Black and white portrait of a Sol Wooten sitting at a table, resting her chin on her hand. Shelf with books in the background.

BIO

Long before I was a writer, I was a listener and reader. As a child, I loved fantasy, old romances, mythology, and fairytales. Every summer, my grandfather would read Ivanhoe to me from an old linen-bound book, his Texan drawl tethering me to Sir Walter Scott’s adventure set in 12th-century England.

Before I was a photographer, I admired the black and white photographs my parents took in Vietnam, where my mother was born: a blurred bicyclist on the street, ocean waves crashing beyond sand hills, my father’s face wrapped in my mother’s arms as both of them looked into the lens above.

In 2016, I earned a BA in Psychology from Cornell College, where I also studied film photography. When I returned to Austin, I worked with neurodivergent middle and high school students, supporting their development of executive functioning and life skills. In 2019, I began volunteering at American Short Fiction and later became a fellow and associate editor.

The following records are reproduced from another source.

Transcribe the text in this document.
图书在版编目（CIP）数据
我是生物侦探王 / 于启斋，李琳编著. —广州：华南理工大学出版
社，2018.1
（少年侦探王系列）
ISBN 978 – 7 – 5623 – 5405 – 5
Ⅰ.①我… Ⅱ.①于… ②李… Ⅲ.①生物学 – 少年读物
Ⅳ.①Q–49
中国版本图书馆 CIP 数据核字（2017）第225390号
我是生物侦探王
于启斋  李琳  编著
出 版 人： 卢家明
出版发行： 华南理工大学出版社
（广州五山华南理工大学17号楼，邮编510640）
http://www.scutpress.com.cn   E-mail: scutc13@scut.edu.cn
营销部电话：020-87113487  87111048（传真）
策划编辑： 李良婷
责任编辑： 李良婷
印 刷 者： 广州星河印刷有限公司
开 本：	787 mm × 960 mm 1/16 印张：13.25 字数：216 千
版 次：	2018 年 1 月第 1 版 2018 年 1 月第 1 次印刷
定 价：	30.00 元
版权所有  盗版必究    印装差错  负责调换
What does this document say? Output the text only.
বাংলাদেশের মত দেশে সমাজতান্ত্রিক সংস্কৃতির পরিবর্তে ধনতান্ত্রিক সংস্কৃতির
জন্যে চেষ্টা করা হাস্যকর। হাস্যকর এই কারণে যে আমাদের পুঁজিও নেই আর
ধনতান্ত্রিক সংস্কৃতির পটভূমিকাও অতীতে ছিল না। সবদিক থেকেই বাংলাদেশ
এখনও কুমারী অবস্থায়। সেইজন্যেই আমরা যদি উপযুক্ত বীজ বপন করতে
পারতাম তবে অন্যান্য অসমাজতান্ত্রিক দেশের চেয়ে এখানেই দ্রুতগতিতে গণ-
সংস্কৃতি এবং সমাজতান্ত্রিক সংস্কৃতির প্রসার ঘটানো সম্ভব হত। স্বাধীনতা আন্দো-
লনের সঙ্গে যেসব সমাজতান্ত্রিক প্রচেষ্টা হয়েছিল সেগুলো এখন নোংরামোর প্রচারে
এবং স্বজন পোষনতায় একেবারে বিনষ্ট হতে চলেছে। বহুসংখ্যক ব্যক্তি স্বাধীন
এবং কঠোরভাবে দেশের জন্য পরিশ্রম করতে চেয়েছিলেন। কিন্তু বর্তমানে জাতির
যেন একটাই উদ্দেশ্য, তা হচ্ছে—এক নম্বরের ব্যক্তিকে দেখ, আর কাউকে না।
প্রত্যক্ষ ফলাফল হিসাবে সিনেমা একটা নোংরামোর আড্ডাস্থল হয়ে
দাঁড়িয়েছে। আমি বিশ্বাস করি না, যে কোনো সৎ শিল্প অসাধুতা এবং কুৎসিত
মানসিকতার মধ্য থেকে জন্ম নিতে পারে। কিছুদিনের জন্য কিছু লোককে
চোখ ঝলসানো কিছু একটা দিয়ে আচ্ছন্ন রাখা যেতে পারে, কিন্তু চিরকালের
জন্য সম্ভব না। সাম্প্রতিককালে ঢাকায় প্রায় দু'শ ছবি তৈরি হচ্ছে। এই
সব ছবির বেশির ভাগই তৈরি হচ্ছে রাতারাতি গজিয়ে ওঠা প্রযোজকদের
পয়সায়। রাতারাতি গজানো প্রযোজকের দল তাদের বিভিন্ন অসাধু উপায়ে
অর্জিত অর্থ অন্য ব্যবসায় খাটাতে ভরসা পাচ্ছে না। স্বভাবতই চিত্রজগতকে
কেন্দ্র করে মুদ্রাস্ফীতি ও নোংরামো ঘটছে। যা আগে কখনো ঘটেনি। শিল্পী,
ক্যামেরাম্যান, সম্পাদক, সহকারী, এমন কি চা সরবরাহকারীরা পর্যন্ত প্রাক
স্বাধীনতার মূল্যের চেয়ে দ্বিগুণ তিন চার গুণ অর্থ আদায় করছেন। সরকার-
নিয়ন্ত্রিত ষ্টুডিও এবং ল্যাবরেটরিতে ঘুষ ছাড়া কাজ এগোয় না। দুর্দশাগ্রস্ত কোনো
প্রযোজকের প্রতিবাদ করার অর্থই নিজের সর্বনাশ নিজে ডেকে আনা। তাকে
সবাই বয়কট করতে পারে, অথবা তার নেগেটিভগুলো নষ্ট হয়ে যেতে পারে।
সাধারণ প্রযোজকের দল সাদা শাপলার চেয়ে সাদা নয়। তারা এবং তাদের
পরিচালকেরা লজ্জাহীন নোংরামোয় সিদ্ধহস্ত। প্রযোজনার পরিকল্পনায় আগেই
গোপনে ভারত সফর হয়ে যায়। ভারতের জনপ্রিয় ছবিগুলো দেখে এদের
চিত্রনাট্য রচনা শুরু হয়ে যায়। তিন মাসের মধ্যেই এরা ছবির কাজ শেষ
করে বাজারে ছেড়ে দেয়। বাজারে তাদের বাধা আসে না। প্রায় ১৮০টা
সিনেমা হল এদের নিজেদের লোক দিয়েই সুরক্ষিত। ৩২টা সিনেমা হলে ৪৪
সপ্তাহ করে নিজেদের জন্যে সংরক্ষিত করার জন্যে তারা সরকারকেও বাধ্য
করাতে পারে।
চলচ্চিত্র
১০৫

I moved to Ithaca in 2021 to pursue an MFA in Creative Writing at Cornell University. Afterward, I worked as a lecturer, teaching Introduction to Creative Writing and an independent course titled Hauntings in Fiction, Memoir, and Film. While I specialized in fiction, my deep appreciation for other genres is reflected both in my reading and teaching of poetry, personal essays, and short stories. At Cornell, I discovered how passionate I am about shaping learning environments informed by a pedagogy of care. It was deeply fulfilling to help students articulate their interior worlds and contexts through writing.

In addition to volunteering in the arts, my service work has often centered on providing resources and opportunities to people who are incarcerated. I’ve been a reader for the Insider Prize since 2019, wrote letters and sent reading materials on behalf of the Inside Books Project, and have tutored at a maximum-security prison through the Cornell Prison Education Program.

Creativity, curiosity, and care are the values I work to center in all aspects of my life.